Goodwill Industries of Tulsa offers job training and support services throughout Eastern Oklahoma. Goodwill’s VITA program provides free tax return preparation services in the Tulsa area, typically serving around 500 tax filers annually.
Goodwill Industries of Tulsa is also an innovator. It was an early partner of GetYourRefund.org , the non-profit service built by Code for America in partnership with VITA sites nationwide. GetYourRefund provides a technology platform for preparing tax returns remotely when taxpayers are unable to be physically present at a site. Goodwill Tulsa also offers facilitated self-assistance for taxpayers filing their own returns using OnLine Taxes (OLT) , one of the IRS Free File commercial preparer partners.
The 2021 tax filing season was a challenge for all VITA programs, and this extended to tax-time savings work. The return preparation process – from intake to review – was more complicated, placing additional strains on volunteers’ time. Because taxpayer demand for tax preparation services typically exceeded organizational service capacity, there was understandable pressure to complete returns as quickly as possible. This left much less time for the personal engagement throughout the process, which is valuable in successfully promoting savings options.
The Virtual VITA process, facilitated by GetYourRefund and other similar tools, was of great assistance to programs including Goodwill in Tulsa during a period of social distancing, but the remote nature of the interactions with taxpayers limited opportunities to engage with potential savers.
Despite the challenges, Goodwill Industries of Tulsa remained committed to tax-time savings. It worked with GetYourRefund to include savings messaging in the platform. This provided an additional avenue for communications before and during the return preparation process.
Recognizing the tremendous economic strains caused by the COVID-19 pandemic, Goodwill in Tulsa reached into the community to find residents in need of assistance. This included visits to homeless shelters and community meal programs.
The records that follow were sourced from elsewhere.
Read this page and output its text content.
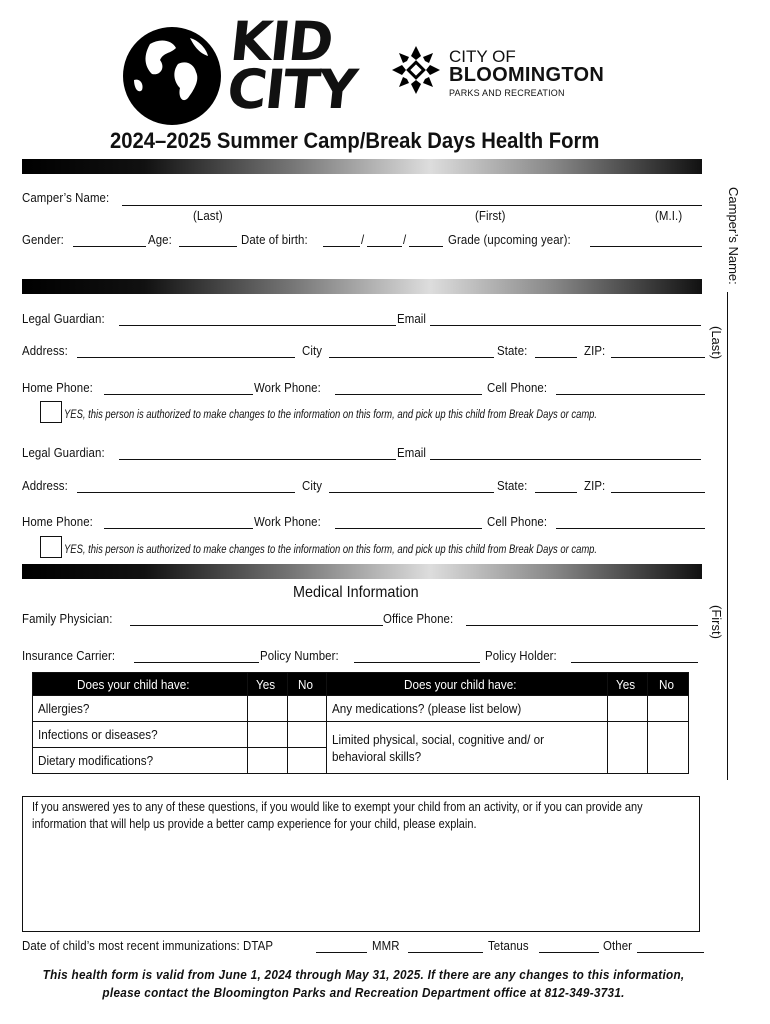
KID
CITY
CITY OF
BLOOMINGTON
PARKS AND RECREATION
2024–2025 Summer Camp/Break Days Health Form
Camper’s Name:
(Last)	(First)	(M.I.)
Gender:	Age:	Date of birth:	/	/	Grade (upcoming year):
Legal Guardian:	Email
Address:	City	State:	ZIP:
Home Phone:	Work Phone:	Cell Phone:
YES, this person is authorized to make changes to the information on this form, and pick up this child from Break Days or camp.
Legal Guardian:	Email
Address:	City	State:	ZIP:
Home Phone:	Work Phone:	Cell Phone:
YES, this person is authorized to make changes to the information on this form, and pick up this child from Break Days or camp.
Medical Information
Family Physician:	Office Phone:
Insurance Carrier:	Policy Number:	Policy Holder:
Does your child have:	Yes	No	Does your child have:	Yes	No
Allergies?			Any medications? (please list below)		
Infections or diseases?			Limited physical, social, cognitive and/ or behavioral skills?		
Dietary modifications?					
If you answered yes to any of these questions, if you would like to exempt your child from an activity, or if you can provide any information that will help us provide a better camp experience for your child, please explain.
Date of child’s most recent immunizations: DTAP	MMR	Tetanus	Other
This health form is valid from June 1, 2024 through May 31, 2025. If there are any changes to this information, please contact the Bloomington Parks and Recreation Department office at 812-349-3731.
Camper’s Name:
(Last)
(First)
People served by these programs are often not a good match for VITA because required documents, including photo identification and Social Security cards, are often among the first things lost or stolen when someone is living on the streets. The additional benefit of the federal Economic Impact Payments (EIPs), however, had the potential to address critical financial needs during the pandemic.
Using the OLT software, Goodwill in Tulsa was able to help taxpayers experiencing or at risk of homelessness. Most had memorized their Social Security numbers, had smart phones, and quite a few had bank accounts. Not only were they able to file returns to receive EIPs, but those with wage income could get withheld taxes refunded and sometimes claim an Earned Income Tax Credit. The tax program created new relationships with people who may benefit from financial support to gain some economic security.
The immediate results of using savings messaging in the virtual return preparation software were disappointing, but the experience clarified the promising practices of encouraging savings.
Programs promoting tax-time savings tend to see growing success over time because taxpayers hear a consistent message, year after year, that can become part of their personal financial planning. The pandemic service disruption complicated this process but also underscored the value of taking a long-term view.
Goodwill Industries of Tulsa established new relationships with people experiencing homelessness, planting seeds for financial empowerment. Through its virtual services, the program realized the value of maintaining consistent communication as well as the great benefits from reinforcing text and email messaging with direct taxpayer contact. In the words of program staff: “It is considerably harder to ignore someone who looks like your mother or grandmother saying, face-to-face, ‘you should think about saving some of your refund’.”